US Equities had another strong month in June with Technology and Growth shares leading the way. This was made possible by the fact that investors are viewing both the current way above trend growth in inflation and GDP to be in the process of peaking. Such a view was given further credence by the Federal Reserve admitting for the first time since the pandemic struck that sometime in the future they will consider tapering Quantitative Easing and even raising interest rates. So, bond yields fell and cyclical stocks took a breather as lower rates benefit companies whose worth comes from the profits they can generate far into the future.
Whilst we agree growth is indeed in the process of peaking we think both GDP and inflation will remain relatively firm over the medium term as the Federal Reserve have made it clear they will be very gradual in what they do so they can fulfil their mandate of ensuring full employment is reached. The government is also doing their bit with another significant fiscal package being agreed in principle between the Democrats and Republicans. The combination of Fed and government action should ensure the economy keeps purring along at acceptable rates for a good while yet. In general, this should be beneficial for equity markets.

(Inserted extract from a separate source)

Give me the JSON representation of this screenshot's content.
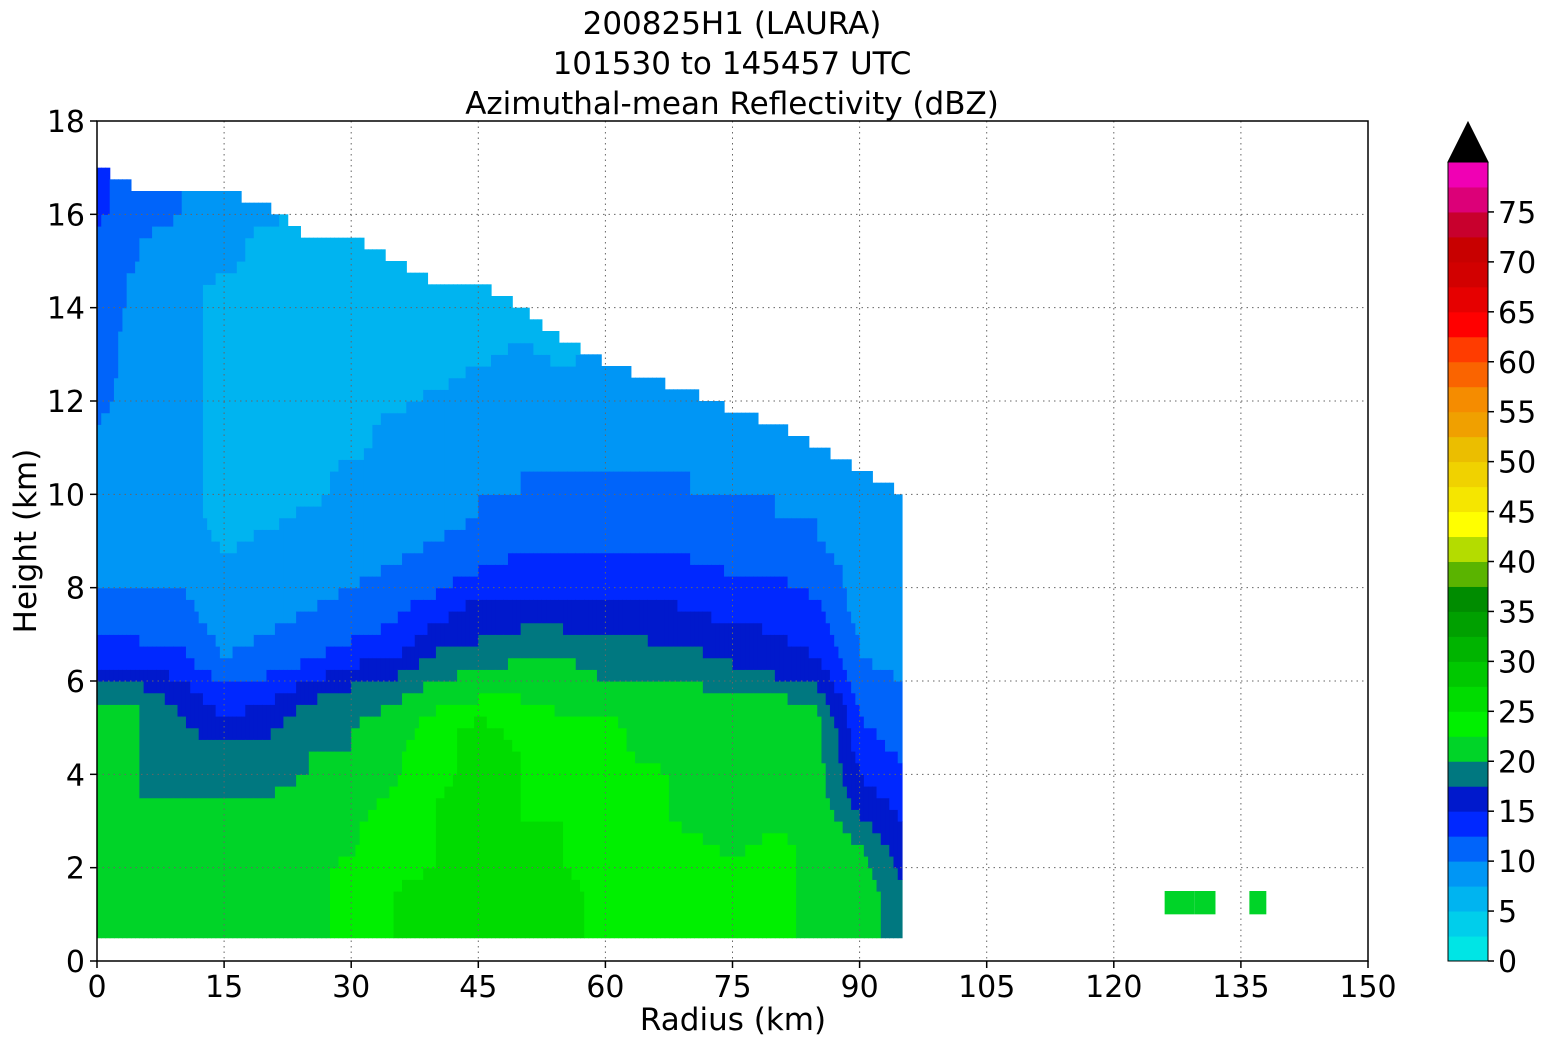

Asian shares saw a wide dispersion of returns on the month to 29th June with South Korea, Taiwan, and India leading the way along with the Antipodean countries whilst China, Hong Kong, Malaysia, and Singapore gave up some ground.
The highlight of the period was the Chinese Central Bank injecting liquidity into the financial system for the first time since April after a period in which the authorities had been acting to reign in excess credit growth and financial market speculation.
India benefited from the dramatic fall in new Covid cases from the May peak. Indonesia, Thailand, and Vietnam all experienced significant spikes in Covid cases but stock market losses were minimal.
Of more importance was the 2.9% rise in the dollar index. This is usually associated with Asia underperforming and it did have such a marginal impact again this time round. As Asian economies, external finances are in much better shape now than during the 2013 taper tantrum investors are hopeful that the negative impact of tapering Quantitative Easing by the Federal Reserve will not be as great this time round. Asian economies will be further bolstered as trade and tourism recover from the pandemic.
Property REITs continued to rally during the month as investors sought out quality assets on low valuations. As if to reinforce that, the potential value in the property portfolio is a key consideration for the groups now bidding to acquire supermarket operator Morrisons.
Gold suffered its worst month since November 2016 in June, as the hawkish pivot by the Federal Reserve alleviated inflation fears in the market which had been very supportive for the precious metal. Sterling investors saw a decline of – 4.42%, while many industrial metals like Copper also fell sharply as China began efforts to rein in surging commodity prices. The exception to this was Oil, which drove yet higher still as post-pandemic recoveries continued at pace. Furthermore, OPEC+ discussions continued with a deal on supply expected at some point, this helped edge the oil price above $75 per barrel.